3 a.m. The kiss of cold bathroom tiles
on the soles of my feet. The faucet
turns on with a death rattle,
and the Fibonacci sequence of water
makes the bucket run over. The wet bar
of Dove soap, worn thin by rounding
the hairpin bends of your body, unites
the palpability of my skin with your absence.
I can almost detect the imbibed throbbing
of your heart through its half-centimetre
thickness like one still hears the music
an amputee-musician makes. As it glides
over my face, a landscape of snow
slowly takes shape. Now my eyes
are igloos and my moustache the last
trace of the Atlantic walrus hunted
to near extinction. The showerhead
unleashes a pine forest of water
that washes your transferred touch
off me. But what can erase the palimpsest
of caresses not visible to the eye?
When I put back the soap in the celadon dish
signed thankfully with a strand of my hair,
I feel your long fingers slipping out of mine.
Sambhu Ramachandran is a bilingual poet, translator, short story writer, and academic
from Kerala, India, who turns to poetry as a means of interpreting the chaos of life and
making it both bearable and beautiful in its transience. He is currently working as Assistant
Professor of English at N.S.S. College, Pandalam. His poems have been repeatedly
anthologized in The Yearbook of Indian Poetry in English. They have also appeared in The
Bombay Literary Magazine (TBLM), Wild Court, Madras Courier, The Alipore Post, Muse
India, Lothlorien Poetry Journal, Setu, and The Chakkar, among others.

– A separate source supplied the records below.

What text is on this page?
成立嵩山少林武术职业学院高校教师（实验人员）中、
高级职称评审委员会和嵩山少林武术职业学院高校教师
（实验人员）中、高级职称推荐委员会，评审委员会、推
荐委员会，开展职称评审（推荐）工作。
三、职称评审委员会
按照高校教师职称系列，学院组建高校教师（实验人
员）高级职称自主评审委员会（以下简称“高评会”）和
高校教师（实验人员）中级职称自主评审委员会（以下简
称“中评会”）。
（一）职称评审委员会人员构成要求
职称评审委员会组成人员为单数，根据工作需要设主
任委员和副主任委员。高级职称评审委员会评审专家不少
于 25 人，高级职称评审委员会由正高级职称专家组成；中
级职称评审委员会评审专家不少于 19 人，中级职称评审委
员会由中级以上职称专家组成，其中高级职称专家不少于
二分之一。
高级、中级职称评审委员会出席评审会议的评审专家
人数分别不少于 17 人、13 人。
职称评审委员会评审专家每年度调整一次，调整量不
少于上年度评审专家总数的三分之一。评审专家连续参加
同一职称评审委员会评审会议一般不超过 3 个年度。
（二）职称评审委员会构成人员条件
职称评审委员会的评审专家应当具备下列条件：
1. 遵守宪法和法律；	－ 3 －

Authors Notes: The poem was prompted by a rumination on the role played by material objects in structuring human relationships. Every object whose use is shared, like a bed, a bath towel, or a bar of soap, encodes the secret history of intimacy. They imbibe a part of us in being constantly used, and come to reflect our personalities in the way they feel, in the warmth they retain, and in the unique scents they exude. Always carrying traces of the bodies and lives that touch them, they hold memory and presence long after the moment of use has passed.